Etisalat Plans Network Growth After Indonesia Sale

The UAE network is eyeing up new ventures into core markets, funded by a $510 million sale of its Indonesian stakes.

Gulf Business

Etisalat will use the proceeds from a $510 million stake sale in Indonesia to boost networks in core markets, the Gulf’s No. 2 telecoms operator said on Thursday.

The company, which has interests spanning Africa, Asia and the Middle East, sold a 9.1 per cent stake in Indonesian mobile firm PT XL Axiata last week, retaining a 4.2 per cent holding.

“Proceeds will be used to fund further growth in next generation networks in our core growth markets and roll out additional services,” Etisalat said in a statement emailed in response to questions from Reuters.

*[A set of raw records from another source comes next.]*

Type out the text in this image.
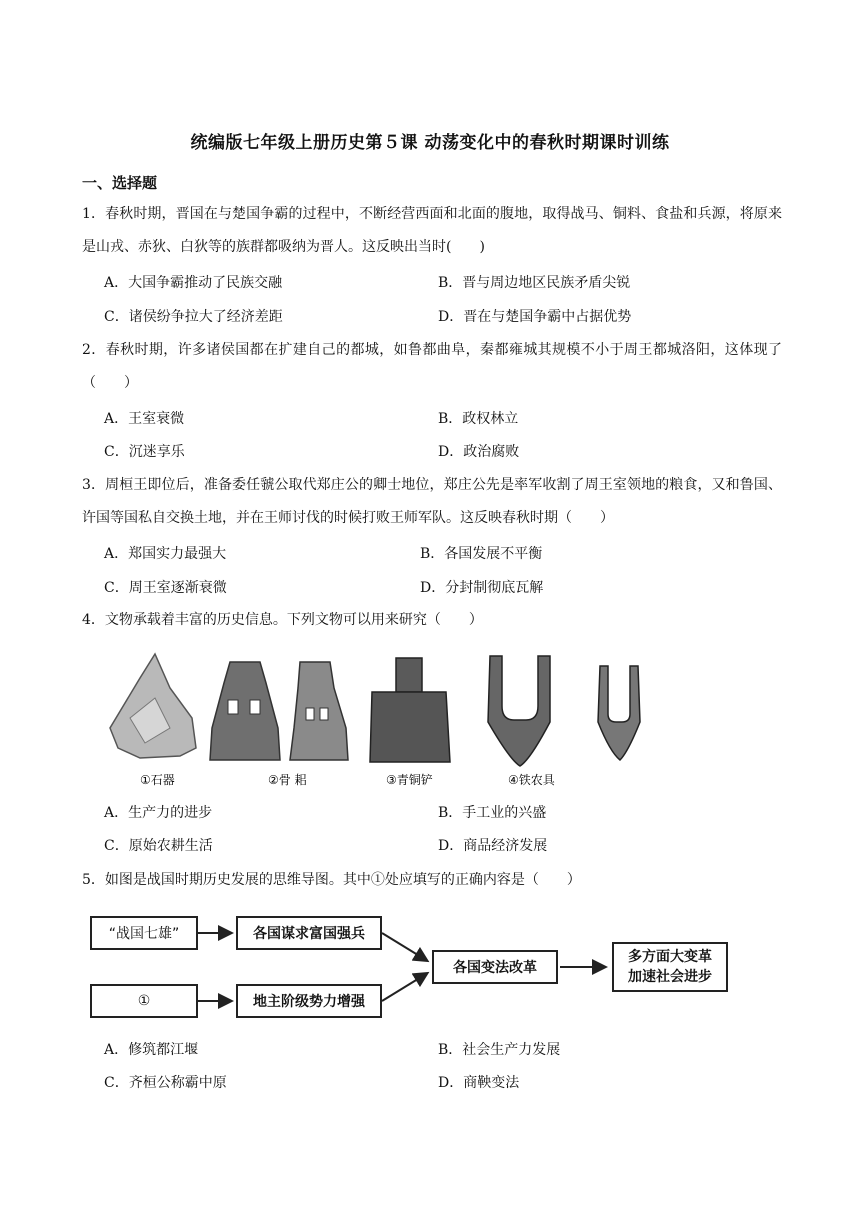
统编版七年级上册历史第５课 动荡变化中的春秋时期课时训练
一、选择题
1．春秋时期，晋国在与楚国争霸的过程中，不断经营西面和北面的腹地，取得战马、铜料、食盐和兵源，将原来是山戎、赤狄、白狄等的族群都吸纳为晋人。这反映出当时(　　)
A．大国争霸推动了民族交融	B．晋与周边地区民族矛盾尖锐
C．诸侯纷争拉大了经济差距	D．晋在与楚国争霸中占据优势
2．春秋时期，许多诸侯国都在扩建自己的都城，如鲁都曲阜，秦都雍城其规模不小于周王都城洛阳，这体现了（　　）
A．王室衰微	B．政权林立
C．沉迷享乐	D．政治腐败
3．周桓王即位后，准备委任虢公取代郑庄公的卿士地位，郑庄公先是率军收割了周王室领地的粮食，又和鲁国、许国等国私自交换土地，并在王师讨伐的时候打败王师军队。这反映春秋时期（　　）
A．郑国实力最强大	B．各国发展不平衡
C．周王室逐渐衰微	D．分封制彻底瓦解
4．文物承载着丰富的历史信息。下列文物可以用来研究（　　）
①石器	②骨 耜	③青铜铲	④铁农具
A．生产力的进步	B．手工业的兴盛
C．原始农耕生活	D．商品经济发展
5．如图是战国时期历史发展的思维导图。其中①处应填写的正确内容是（　　）
“战国七雄”	各国谋求富国强兵
①	地主阶级势力增强
各国变法改革
多方面大变革
加速社会进步
A．修筑都江堰	B．社会生产力发展
C．齐桓公称霸中原	D．商鞅变法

The company did not say which countries it considered “core”, but they likely included the United Arab Emirates – source of about 71 per cent of revenues in the second quarter – and the lucrative markets of Saudi Arabia, Egypt and Nigeria.

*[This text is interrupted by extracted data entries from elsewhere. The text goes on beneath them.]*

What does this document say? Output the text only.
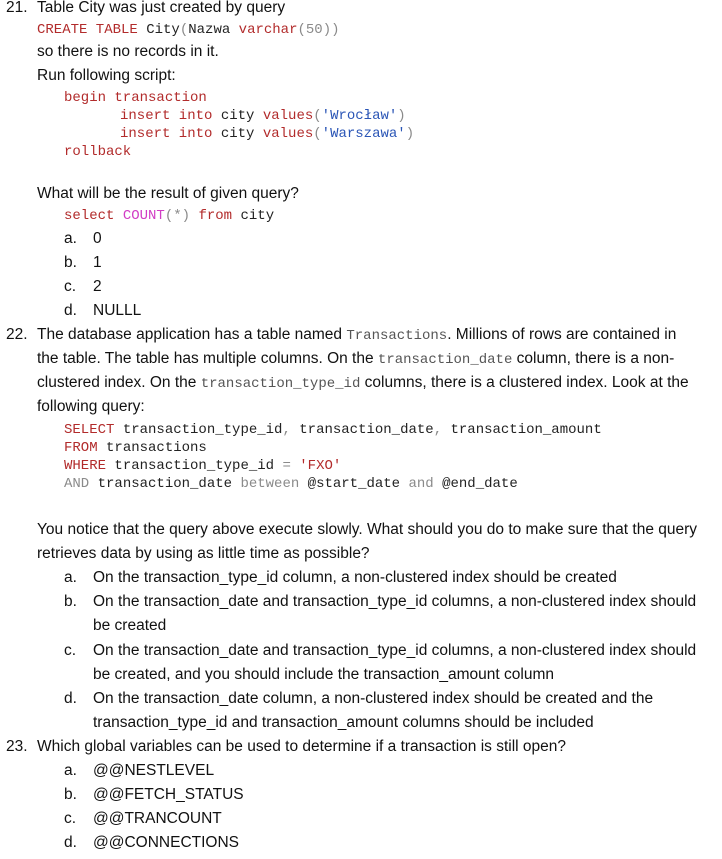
21. Table City was just created by query
CREATE TABLE City(Nazwa varchar(50))
so there is no records in it.
Run following script:
begin transaction
insert into city values('Wrocław')
insert into city values('Warszawa')
rollback
What will be the result of given query?
select COUNT(*) from city
a. 0
b. 1
c. 2
d. NULLL
22. The database application has a table named Transactions. Millions of rows are contained in
the table. The table has multiple columns. On the transaction_date column, there is a non-
clustered index. On the transaction_type_id columns, there is a clustered index. Look at the
following query:
SELECT transaction_type_id, transaction_date, transaction_amount
FROM transactions
WHERE transaction_type_id = 'FXO'
AND transaction_date between @start_date and @end_date
You notice that the query above execute slowly. What should you do to make sure that the query
retrieves data by using as little time as possible?
a. On the transaction_type_id column, a non-clustered index should be created
b. On the transaction_date and transaction_type_id columns, a non-clustered index should
be created
c. On the transaction_date and transaction_type_id columns, a non-clustered index should
be created, and you should include the transaction_amount column
d. On the transaction_date column, a non-clustered index should be created and the
transaction_type_id and transaction_amount columns should be included
23. Which global variables can be used to determine if a transaction is still open?
a. @@NESTLEVEL
b. @@FETCH_STATUS
c. @@TRANCOUNT
d. @@CONNECTIONS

The Indonesian sale, which followed an exit from India, was seen as part of a broader push to trim back on underperforming units.

Etisalat’s new management team – it has installed a new chairman, chief executive and heads of finance, strategy and marketing in the past 18 months – has said more divisions could be sold following a sustained profit drop.

Analysts have named African subsidiary Atlantique Telecom as one possible sale candidate.

“Atlantique operates in small markets with multiple players, so it is not particularly attractive, but Etisalat could find a buyer if it sells Atlantique as a whole,” said Petr Molik, chief financial officer at MENACORP in Abu Dhabi.

“Etisalat isn’t under any pressure to sell assets quickly – it has a strong cash position, so its units won’t be offloaded at fire-sale prices.”

Selling assets that have failed to add much to the bottom line will narrow Etisalat’s focus and aid attempts to reclaim some of domestic rival du’s 46.5 per cent market share in the UAE.

“Du was not expected to win such a share so easily and so quickly – Etisalat will find it difficult to maintain domestic margins if it tries to be aggressive against du,” added Molik.

“The focus is now on the UAE, but Etisalat won’t retreat entirely.”
Etisalat and affiliate Mobily have already launched long-term evolution, or LTE, next-generation networks in the UAE and Saudi Arabia, but LTE-enabled smart phones are in their infancy and take-up has been slow.

By the end of June there were 12,500 LTE subscriptions in Saudi Arabia and 9,500 in the UAE, Informa Telecoms and Media estimates.

Egypt has yet to issue LTE licences, but Etisalat and rival Vodafone Egypt have launched trials, Informa said.